Supe que el ataque ya había comenzado.

jueves, 13 de noviembre de 2008

Tormenta

La lluvia caía furiosa sobre sus hombros. De pie, con la cabeza gacha, se cubría con un chubasquero negro y brillante, con una capucha ceñida, mientras la avalancha de gotas cantaba un miserere a su alrededor, repiqueteando en los charcos, saltando de nuevo en forma de agujas tras tocar el suelo. Era una lluvia dura y seca, como un puño de acero, y formaba una cortina inexpugnable alrededor de su cuerpo, un manto de agua discontinua y a la vez infranqueable, que lo aislaba de la noche negra mientras lo golpeaba fríamente.

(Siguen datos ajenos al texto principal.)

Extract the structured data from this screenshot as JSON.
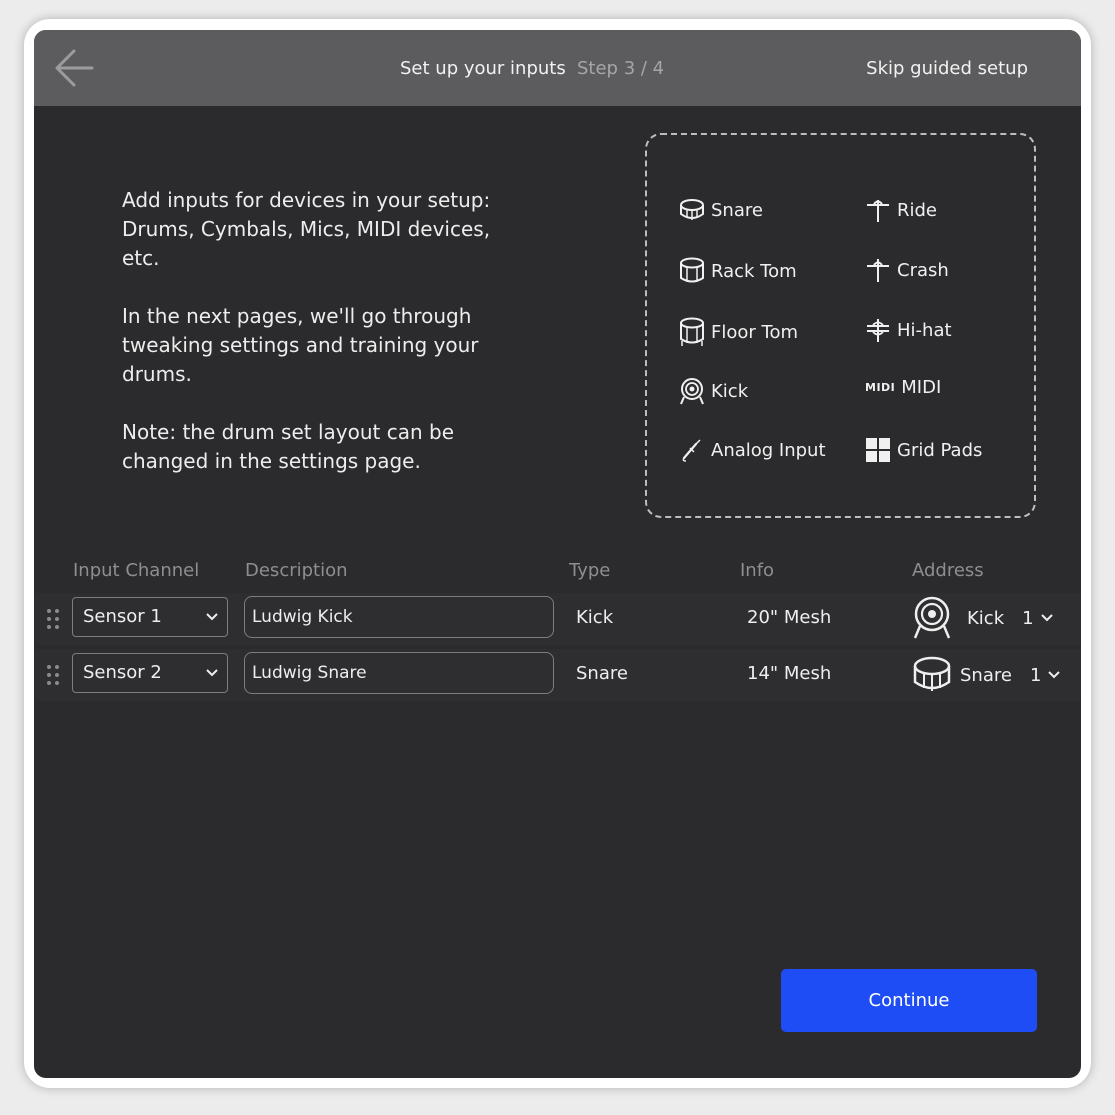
{
  "header": {
    "title": "Set up your inputs",
    "step": "Step 3 / 4",
    "skip_label": "Skip guided setup"
  },
  "intro": {
    "paragraph1": "Add inputs for devices in your setup: Drums, Cymbals, Mics, MIDI devices, etc.",
    "paragraph2": "In the next pages, we'll go through tweaking settings and training your drums.",
    "paragraph3": "Note: the drum set layout can be changed in the settings page."
  },
  "legend": {
    "items": [
      {
        "label": "Snare",
        "icon": "snare-icon"
      },
      {
        "label": "Ride",
        "icon": "ride-cymbal-icon"
      },
      {
        "label": "Rack Tom",
        "icon": "rack-tom-icon"
      },
      {
        "label": "Crash",
        "icon": "crash-cymbal-icon"
      },
      {
        "label": "Floor Tom",
        "icon": "floor-tom-icon"
      },
      {
        "label": "Hi-hat",
        "icon": "hihat-icon"
      },
      {
        "label": "Kick",
        "icon": "kick-icon"
      },
      {
        "label": "MIDI",
        "icon": "midi-icon",
        "tag": "MIDI"
      },
      {
        "label": "Analog Input",
        "icon": "analog-input-icon"
      },
      {
        "label": "Grid Pads",
        "icon": "grid-pads-icon"
      }
    ]
  },
  "table": {
    "headers": [
      "Input Channel",
      "Description",
      "Type",
      "Info",
      "Address"
    ],
    "rows": [
      {
        "channel": "Sensor 1",
        "description": "Ludwig Kick",
        "type": "Kick",
        "info": "20\" Mesh",
        "address_label": "Kick",
        "address_num": "1",
        "address_icon": "kick-icon"
      },
      {
        "channel": "Sensor 2",
        "description": "Ludwig Snare",
        "type": "Snare",
        "info": "14\" Mesh",
        "address_label": "Snare",
        "address_num": "1",
        "address_icon": "snare-icon"
      }
    ]
  },
  "footer": {
    "continue_label": "Continue"
  },
  "colors": {
    "background": "#2b2b2d",
    "topbar": "#5c5c5e",
    "accent": "#1e4df5"
  }
}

Sus ojos se mantenían cerrados, su cuello inclinado hacia el suelo. De repente, el chubasquero se tornó poroso. Sus cabellos lacios lamieron su cráneo. Sus labios besaron el agua. Le costaba respirar debido a la catarata que recorría sus facciones, cada poro de su cara, y que llegaba a taponar su nariz. Jadeaba. Notó sus hombros empapados; sus brazos y su pecho eran el cauce de un río que avanzaba inexorable; sus piernas, el delta de su desembocadura.

Calado hasta el último rincón de su cuerpo, recibía el agua como un castigo divino, aún sin saber por qué, sin esperar redención. Sufría en silencio la penitencia del mártir que muere sin creer en su causa. Así, el río se convirtió en mar, el agua dulce en salada. Y sus lágrimas inundaron aquel caudal infinito.

Instantáneamente, un fogonazo de luz azul cruzó la escena; segundos más tarde, el dolor de mil tormentas bramó a la noche oscura. Él extendió sus brazos, devolvió su mirada al cielo. Y su cuerpo, finalmente líquido, se derramó sobre la eternidad.